FIG. 5 shows the FED of Example 2 (the present application) and the FED of Comparative Example.
It is a figure which shows the anode voltage (anode voltage) -luminance characteristic of a (conventional example).

FIG. 6 shows an FED of Example 3 (the present application) and an FED of Comparative Example.
It is a figure which shows the anode voltage (anode voltage) -luminance characteristic of a (conventional example).

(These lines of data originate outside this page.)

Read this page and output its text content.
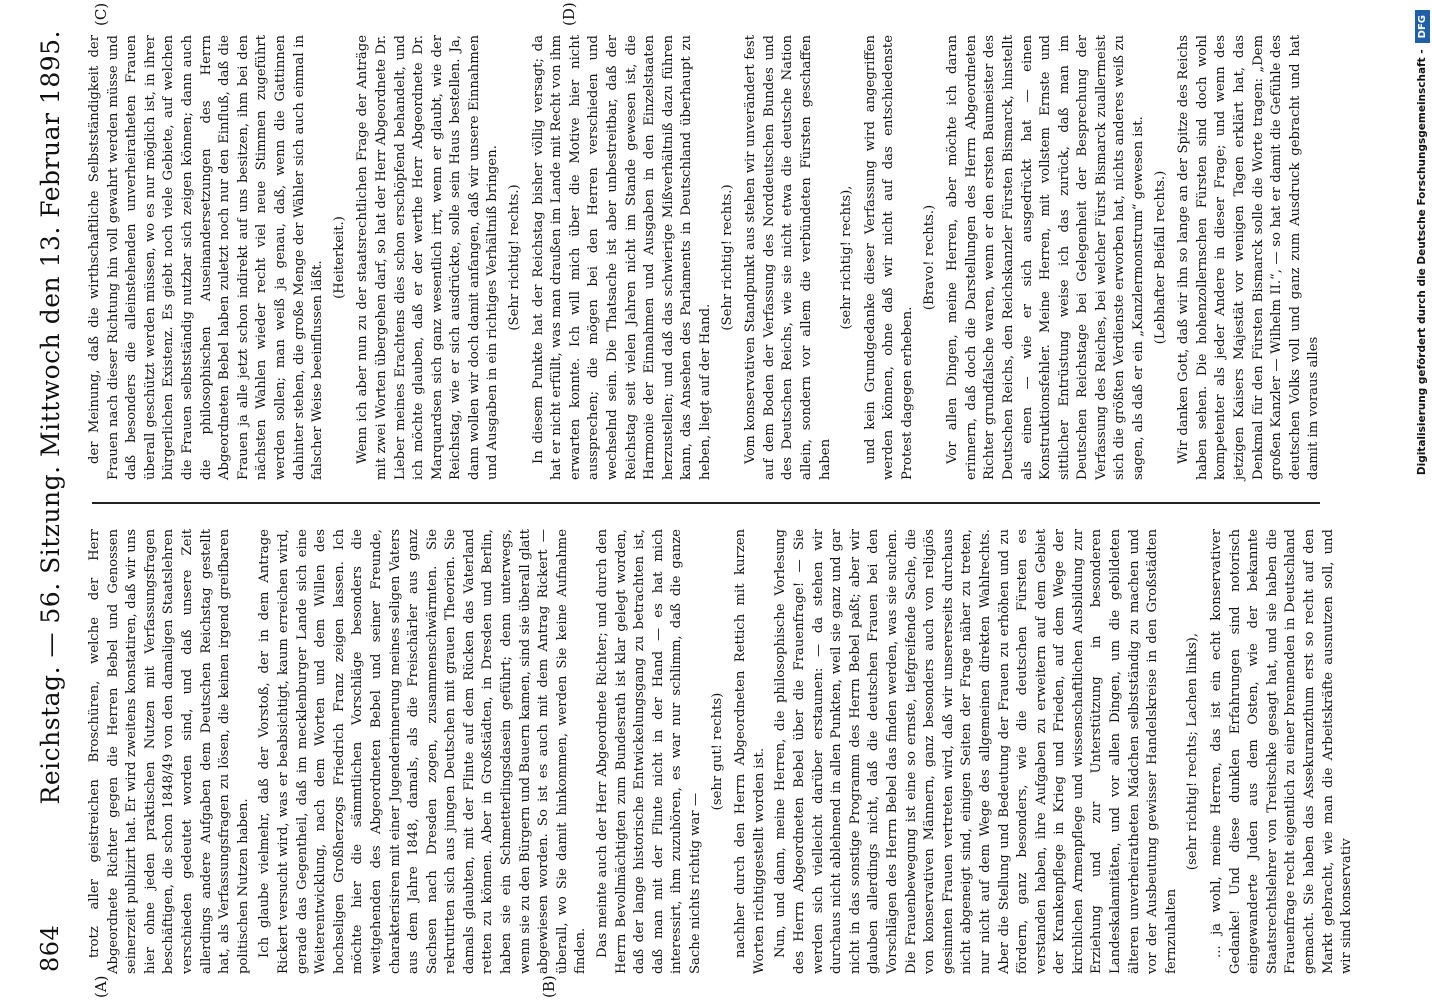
864
Reichstag. — 56. Sitzung. Mittwoch den 13. Februar 1895.
(A)	(B)
(C)	(D)

trotz aller geistreichen Broschüren, welche der Herr Abgeordnete Richter gegen die Herren Bebel und Genossen seinerzeit publizirt hat. Er wird zweitens konstatiren, daß wir uns hier ohne jeden praktischen Nutzen mit Verfassungsfragen beschäftigen, die schon 1848/49 von den damaligen Staatslehren verschieden gedeutet worden sind, und daß unsere Zeit allerdings andere Aufgaben dem Deutschen Reichstag gestellt hat, als Verfassungsfragen zu lösen, die keinen irgend greifbaren politischen Nutzen haben. Ich glaube vielmehr, daß der Vorstoß, der in dem Antrage Rickert versucht wird, was er beabsichtigt, kaum erreichen wird, gerade das Gegentheil, daß im mecklenburger Lande sich eine Weiterentwicklung, nach dem Worten und dem Willen des hochseligen Großherzogs Friedrich Franz zeigen lassen. Ich möchte hier die sämmtlichen Vorschläge besonders die weitgehenden des Abgeordneten Bebel und seiner Freunde, charakterisiren mit einer Jugenderinnerung meines seligen Vaters aus dem Jahre 1848, damals, als die Freischärler aus ganz Sachsen nach Dresden zogen, zusammenschwärmten. Sie rekrutirten sich aus jungen Deutschen mit grauen Theorien. Sie damals glaubten, mit der Flinte auf dem Rücken das Vaterland retten zu können. Aber in Großstädten, in Dresden und Berlin, haben sie ein Schmetterlingsdasein geführt; denn unterwegs, wenn sie zu den Bürgern und Bauern kamen, sind sie überall glatt abgewiesen worden. So ist es auch mit dem Antrag Rickert — überall, wo Sie damit hinkommen, werden Sie keine Aufnahme finden. Das meinte auch der Herr Abgeordnete Richter; und durch den Herrn Bevollmächtigten zum Bundesrath ist klar gelegt worden, daß der lange historische Entwickelungsgang zu betrachten ist, daß man mit der Flinte nicht in der Hand — es hat mich interessirt, ihm zuzuhören, es war nur schlimm, daß die ganze Sache nichts richtig war —

(sehr gut! rechts) nachher durch den Herrn Abgeordneten Rettich mit kurzen Worten richtiggestellt worden ist. Nun, und dann, meine Herren, die philosophische Vorlesung des Herrn Abgeordneten Bebel über die Frauenfrage! — Sie werden sich vielleicht darüber erstaunen: — da stehen wir durchaus nicht ablehnend in allen Punkten, weil sie ganz und gar nicht in das sonstige Programm des Herrn Bebel paßt; aber wir glauben allerdings nicht, daß die deutschen Frauen bei den Vorschlägen des Herrn Bebel das finden werden, was sie suchen. Die Frauenbewegung ist eine so ernste, tiefgreifende Sache, die von konservativen Männern, ganz besonders auch von religiös gesinnten Frauen vertreten wird, daß wir unsererseits durchaus nicht abgeneigt sind, einigen Seiten der Frage näher zu treten, nur nicht auf dem Wege des allgemeinen direkten Wahlrechts. Aber die Stellung und Bedeutung der Frauen zu erhöhen und zu fördern, ganz besonders, wie die deutschen Fürsten es verstanden haben, ihre Aufgaben zu erweitern auf dem Gebiet der Krankenpflege in Krieg und Frieden, auf dem Wege der kirchlichen Armenpflege und wissenschaftlichen Ausbildung zur Erziehung und zur Unterstützung in besonderen Landeskalamitäten, und vor allen Dingen, um die gebildeten älteren unverheiratheten Mädchen selbstständig zu machen und vor der Ausbeutung gewisser Handelskreise in den Großstädten fernzuhalten

(sehr richtig! rechts; Lachen links), ... ja wohl, meine Herren, das ist ein echt konservativer Gedanke! Und diese dunklen Erfahrungen sind notorisch eingewanderte Juden aus dem Osten, wie der bekannte Staatsrechtslehrer von Treitschke gesagt hat, und sie haben die Frauenfrage recht eigentlich zu einer brennenden in Deutschland gemacht. Sie haben das Assekuranzthum erst so recht auf den Markt gebracht, wie man die Arbeitskräfte ausnutzen soll, und wir sind konservativ

der Meinung, daß die wirthschaftliche Selbstständigkeit der Frauen nach dieser Richtung hin voll gewahrt werden müsse und daß besonders die alleinstehenden unverheiratheten Frauen überall geschützt werden müssen, wo es nur möglich ist, in ihrer bürgerlichen Existenz. Es giebt noch viele Gebiete, auf welchen die Frauen selbstständig nutzbar sich zeigen können; dann auch die philosophischen Auseinandersetzungen des Herrn Abgeordneten Bebel haben zuletzt noch nur den Einfluß, daß die Frauen ja alle jetzt schon indirekt auf uns besitzen, ihm bei den nächsten Wahlen wieder recht viel neue Stimmen zugeführt werden sollen; man weiß ja genau, daß, wenn die Gattinnen dahinter stehen, die große Menge der Wähler sich auch einmal in falscher Weise beeinflussen läßt.

(Heiterkeit.) Wenn ich aber nun zu der staatsrechtlichen Frage der Anträge mit zwei Worten übergehen darf, so hat der Herr Abgeordnete Dr. Lieber meines Erachtens dies schon erschöpfend behandelt, und ich möchte glauben, daß er der werthe Herr Abgeordnete Dr. Marquardsen sich ganz wesentlich irrt, wenn er glaubt, wie der Reichstag, wie er sich ausdrückte, solle sein Haus bestellen. Ja, dann wollen wir doch damit anfangen, daß wir unsere Einnahmen und Ausgaben in ein richtiges Verhältniß bringen. (Sehr richtig! rechts.) In diesem Punkte hat der Reichstag bisher völlig versagt; da hat er nicht erfüllt, was man draußen im Lande mit Recht von ihm erwarten konnte. Ich will mich über die Motive hier nicht aussprechen; die mögen bei den Herren verschieden und wechselnd sein. Die Thatsache ist aber unbestreitbar, daß der Reichstag seit vielen Jahren nicht im Stande gewesen ist, die Harmonie der Einnahmen und Ausgaben in den Einzelstaaten herzustellen; und daß das schwierige Mißverhältniß dazu führen kann, das Ansehen des Parlaments in Deutschland überhaupt zu heben, liegt auf der Hand.

(Sehr richtig! rechts.) Vom konservativen Standpunkt aus stehen wir unverändert fest auf dem Boden der Verfassung des Norddeutschen Bundes und des Deutschen Reichs, wie sie nicht etwa die deutsche Nation allein, sondern vor allem die verbündeten Fürsten geschaffen haben

(sehr richtig! rechts), und kein Grundgedanke dieser Verfassung wird angegriffen werden können, ohne daß wir nicht auf das entschiedenste Protest dagegen erheben.

(Bravo! rechts.) Vor allen Dingen, meine Herren, aber möchte ich daran erinnern, daß doch die Darstellungen des Herrn Abgeordneten Richter grundfalsche waren, wenn er den ersten Baumeister des Deutschen Reichs, den Reichskanzler Fürsten Bismarck, hinstellt als einen — wie er sich ausgedrückt hat — einen Konstruktionsfehler. Meine Herren, mit vollstem Ernste und sittlicher Entrüstung weise ich das zurück, daß man im Deutschen Reichstage bei Gelegenheit der Besprechung der Verfassung des Reiches, bei welcher Fürst Bismarck zuallermeist sich die größten Verdienste erworben hat, nichts anderes weiß zu sagen, als daß er ein „Kanzlermonstrum“ gewesen ist. (Lebhafter Beifall rechts.) Wir danken Gott, daß wir ihn so lange an der Spitze des Reichs haben sehen. Die hohenzollernschen Fürsten sind doch wohl kompetenter als jeder Andere in dieser Frage; und wenn des jetzigen Kaisers Majestät vor wenigen Tagen erklärt hat, das Denkmal für den Fürsten Bismarck solle die Worte tragen: „Dem großen Kanzler — Wilhelm II.“, — so hat er damit die Gefühle des deutschen Volks voll und ganz zum Ausdruck gebracht und hat damit im voraus alles	Digitalisierung gefördert durch die Deutsche Forschungsgemeinschaft -
DFG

 ──────────────────────────────────────────────────続 き Continued on the front page (72) Inventor Fumiaki Kataoka 629 Oshiba, Mobara-shi, Chiba Futaba Electronics Co., Ltd. (72) Inventor Hitoshi Toki 629 Oshiba, Mobara-shi, Chiba Futaba Electronics Co., Ltd. (72) Inventor Yuji Nomura 629 Oshiba, Mobara-shi, Chiba Futaba Electronics Co., Ltd. F-term (reference) 4H001 XA07 XA31 XA49 YA12 YA14 YA30 YA32

Claims (6)

[Claims] 1. Ga _1-x In _x N: A, B (0 <x <
1. A method for producing a phosphor represented by the formula (A = Zn, Mg, B = Si, Ge), wherein In and Ga are mixed in a colloidal state and then nitrided. 2. Ga _1-x In _x N: A, B (0 <x <
1. A method for producing a phosphor represented by the formula (A = Zn, Mg, B = Si, Ge), wherein a substance containing In and a substance containing Ga are mixed together in a state smaller than the colloidal particles and then nitrided. A method for producing a phosphor, comprising: 3. Ga _1-x In _x N: A, B (0 <x <
1. A method for producing a phosphor represented by the formula (A = Zn, Mg, B = Si, Ge), wherein a water-soluble compound of Ga and In is generated, and a hydroxide of Ga and In is simultaneously produced from the water-soluble compound. A method for producing a phosphor, which comprises producing, sintering, and nitriding the hydroxide. 4. Ga _{1 -x} In _x N: A, B (0 <x <
1. A method for producing a phosphor represented by the following formula: A = Zn, Mg, B = Si, Ge), wherein a nitrate aqueous solution of Ga and In is generated, and a substance selected from the group consisting of urea and ammonia is converted to the nitrate aqueous solution. A method for producing a phosphor, characterized in that Ga and In hydroxides are simultaneously produced and precipitated by adding to the above, and the hydroxides are fired and then nitrided. 5. The method according to claim 1, wherein said hydroxide is coprecipitated.
5. The method for producing a phosphor according to claim 3, wherein a raw material containing a substance selected from the group consisting of B and B is added to the hydroxide, and the hydroxide is fired. 6. The method according to claim 3, wherein the hydroxide is co-precipitated with a raw material containing a substance selected from the group consisting of A and B.